Personal information is in my blood, from my time working on Chandler and well before that. When I was at Strata last year, I briefly heard about the Locker project, but I didn’t really get a good sense of what was going on there. Jeremie Miller partially talked about and partially demo’ed the Locker project, and there was also a hackathon during one of the BOF slots. It is very early days still, but if you are interested in getting involved, bootstrapping instructions are here.
Sometimes you find emerging technology in the strangest places. I went to Awakening The Maker Ethic in K-12 Students because it was the only talk in that slot that seemed interesting, because I have kids, and because we’ve pursued an unusual path for their education. In addition to amassing a long reading list on education and technology and education, I learned something interesting about open hardware, Arduino in particular. Arduino has been around for a while, but I’ve really only heard it mentioned in the context of communities that would be the logical extensions of the model rocketeers, the hams, and the heathkit crowd. During this talk I learned that Arduino has crossed over into communities that are focused more on craft and art. Arduino makes it possible for these people to make smart craft items. Some examples of such items are this “reverse geocache” wedding gift box, and a bicycling jacket with turn signal lights embedded in it.
I try not to comment on the hallway track, but there’s one conversation that i had which I think merits an mention. Earlier in the year, some mutual friends introduced me to David Eaves, who has been consulting with Mozilla to develop some metrics to help Mozilla improve the way that it manages its community. In April, David previewed some of his work in a blog post. At the ASF various individuals have done small experiments around community metrics, but as far as I can tell David’s work is defining the state of the art in this area. I would love to see the work that he has been doing duplicated in JIRA and Github. This is the kind of work that should be a talk at OSCON, and it’s a shame that we’ll have to wait until next year to hear that talk. In the meantime, read the post, get on the mailing list, and help bring open source community tools into the 21st century.
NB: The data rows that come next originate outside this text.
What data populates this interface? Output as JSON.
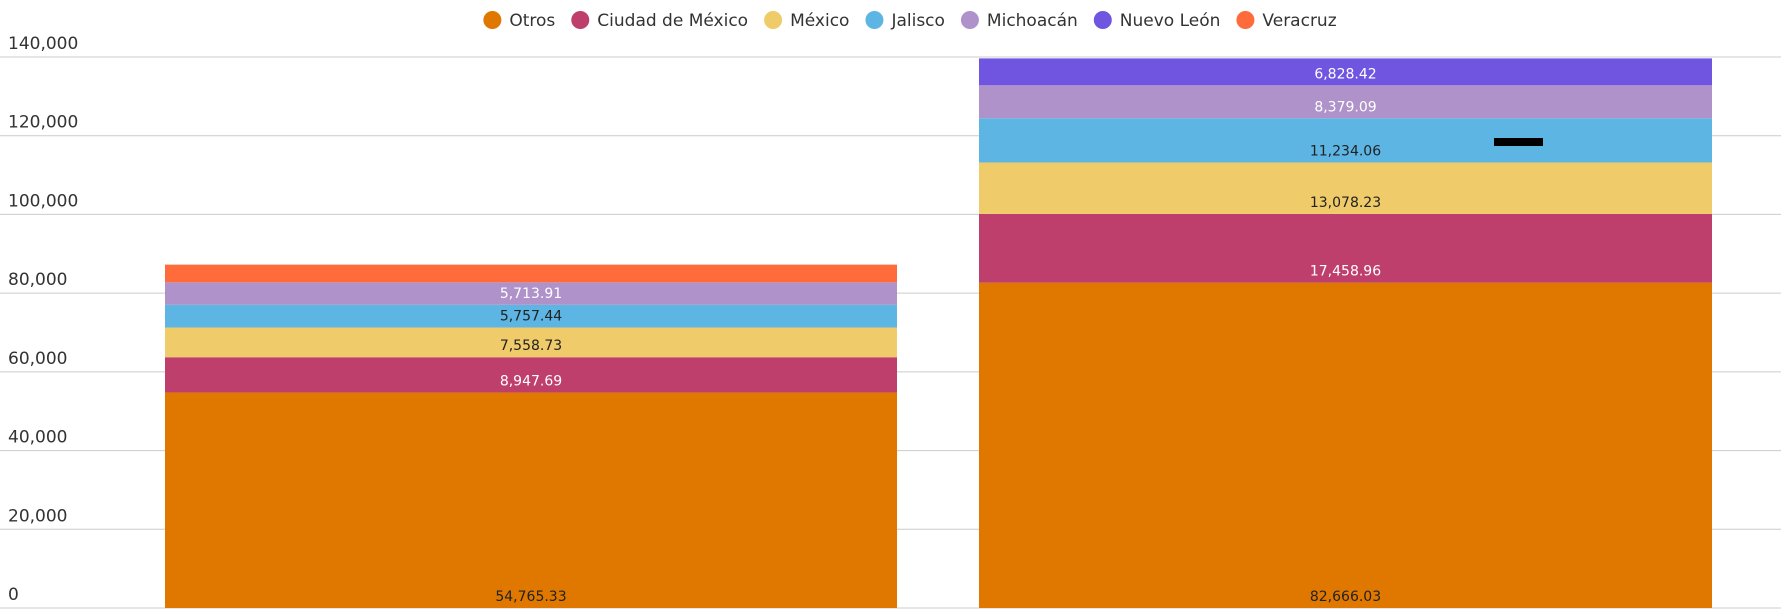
{
  "chart_data": {
    "type": "stacked_bar",
    "categories": [
      null,
      null
    ],
    "series": [
      {
        "name": "Otros",
        "color": "#e07800",
        "label_color": "#222222",
        "values": [
          54765.33,
          82666.03
        ],
        "value_labels": [
          "54,765.33",
          "82,666.03"
        ]
      },
      {
        "name": "Ciudad de México",
        "color": "#bf3f6c",
        "label_color": "#ffffff",
        "values": [
          8947.69,
          17458.96
        ],
        "value_labels": [
          "8,947.69",
          "17,458.96"
        ]
      },
      {
        "name": "México",
        "color": "#f0cb6a",
        "label_color": "#222222",
        "values": [
          7558.73,
          13078.23
        ],
        "value_labels": [
          "7,558.73",
          "13,078.23"
        ]
      },
      {
        "name": "Jalisco",
        "color": "#5db5e4",
        "label_color": "#222222",
        "values": [
          5757.44,
          11234.06
        ],
        "value_labels": [
          "5,757.44",
          "11,234.06"
        ]
      },
      {
        "name": "Michoacán",
        "color": "#ae92c9",
        "label_color": "#ffffff",
        "values": [
          5713.91,
          8379.09
        ],
        "value_labels": [
          "5,713.91",
          "8,379.09"
        ]
      },
      {
        "name": "Nuevo León",
        "color": "#6f55e0",
        "label_color": "#ffffff",
        "values": [
          null,
          6828.42
        ],
        "value_labels": [
          null,
          "6,828.42"
        ]
      },
      {
        "name": "Veracruz",
        "color": "#ff6b3b",
        "label_color": "#ffffff",
        "values": [
          4500,
          null
        ],
        "value_labels": [
          null,
          null
        ]
      }
    ],
    "ylim": [
      0,
      140000
    ],
    "yticks": [
      0,
      {
        "value": 20000,
        "label": "20,000"
      },
      {
        "value": 40000,
        "label": "40,000"
      },
      {
        "value": 60000,
        "label": "60,000"
      },
      {
        "value": 80000,
        "label": "80,000"
      },
      {
        "value": 100000,
        "label": "100,000"
      },
      {
        "value": 120000,
        "label": "120,000"
      },
      {
        "value": 140000,
        "label": "140,000"
      }
    ],
    "grid": true,
    "legend": "top"
  }
}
I’ve been coming to OSCON since 2003 (I did miss one year), and I always look forward to it. This year OSCON was tough for me. I had a very difficult time finding sessions to go to, especially in OSCON proper. Of the four sessions I found blog worthy, two were about open source, and I only ended up in two of them by accident – I almost went to nothing during those sessions. Ordinarily, that wouldn’t be a problem, because there’s always the hallway track. This year a lot of people that I normally expect to see at OSCON were not there. I did have a good hallway track, but not nearly as rich as normal. As an example, some of us went to celebrate Duncan Davidson’s birthday on Thursday night. In the past, there have been enough people to take over the Vault in Portland. This year, we only needed a single table. For me, that’s a serious impact because of the way that I approach the technology field. When I was a graduate student, my advisor lamented about a bygone era of DARPA funding in which you would go to DARPA and say, “I’m going to do X”. Sometimes you came back with X, but sometimes you came back with Y, but as along as Y was interesting there wouldn’t be a problem. During my era, DARPA apparently got much more serious about you doing what you said you would do. In that bygone era, DARPA funded people. In my era, they funded topics. Topics are important to me, but given the choice between topics and people, I will pick the people every time. I always tell people that the value of OSCON is that it’s the one place where you can get any substantial number of the open source communities together under one roof. I hope that keeps happening.